Those who mourn the passing of the age of innocence – before the web was debased by pornographers, paedophiles, terrorists, marketing, the NSA and the Daily Mail – will no doubt have noticed Mozilla withdrawing support for the blink tag in the latest version of Firefox. Brought up on truly abysmal web design courtesy of user-designed pages hosted by blast-from-the-pasts such as Geocities and Angelfire, the web’s early-adopters will no longer be able to gaze upon what probably is still the most irritating piece of markup yet devised. Back then no one thought to make use of the experience and traditions of page layout design when instead they could focus their readers’ attentions upon something merely by flashing it on and off repeatedly. I used it myself once or twice.
With the barometer of poor web design, Worst of the Web, now pretty much mothballed, it was looking as though the web had moved on to bigger, better and more complex things. But as Bob Roberts put it, the times are changin’ back. Well, they’re not really, but there are now definitely more options that just using a database-backed Content Management Systems (CMS). Never mind big CMS such as Joomla, Drupal or Magento, even WordPress is overblown for most run-of-the-mill corporate presence sites. Why stick a database into the mix when all that’s really required is sticking up a few static pages onto a web server?
Typically database-less frameworks fall into two categories:
- database-less CMS – where content and presentation is stored as text files and processing occurs at request time, and
- static website generators – where static pages are produced at some point after content is added and the static pages are served at request time.
Both types have become increasingly in vogue for geeks and the trend is now spreading into the mainstream. Often using Markdown as a shorthand for HTML, there are now any number of different frameworks written in pretty much every mainstream language. The list – and this is far from exhaustive – is getting pretty long: Kirby, Stacey, Statamic, Modern Static, Octopress, DocPad, Jekyll, Sculpin, PieCrust, Punch, Bonsai, nanoc, phrozn, Pico.

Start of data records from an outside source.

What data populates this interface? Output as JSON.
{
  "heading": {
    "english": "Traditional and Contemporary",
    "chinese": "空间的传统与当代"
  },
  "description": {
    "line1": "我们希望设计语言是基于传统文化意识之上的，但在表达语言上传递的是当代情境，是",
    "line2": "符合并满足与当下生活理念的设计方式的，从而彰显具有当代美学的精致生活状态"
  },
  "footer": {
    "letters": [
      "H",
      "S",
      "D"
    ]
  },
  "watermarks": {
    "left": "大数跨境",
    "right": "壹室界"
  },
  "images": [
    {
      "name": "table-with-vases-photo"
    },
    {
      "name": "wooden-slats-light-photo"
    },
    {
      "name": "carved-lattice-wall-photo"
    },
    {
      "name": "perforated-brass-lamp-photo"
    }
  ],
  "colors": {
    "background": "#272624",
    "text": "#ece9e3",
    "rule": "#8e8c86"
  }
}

So why use a database-less framework? There are some very good reasons: there’s no database to maintain with all the overhead that can entail. There’s a speed benefit, as there’s no databases involved that can often act as a bottleneck in a typical CMS. There tends to be a shallow learning curve, which means sites can be put together rapidly, often with little need for full-blown developer services.
Which framework to choose might be driven by the type of host being used: a static page generator means that a site could be hosted on a simple file server type system, such as Dropbox or Amazon S3, whilst a database-less CMS requires something with a bit of processing power, possible using a Platform-as-a-Service, such as AppFog or Heroku, a Virtual Private Server, or a dedicated server.
Whichever path you choose though, just don’t use the blink tag.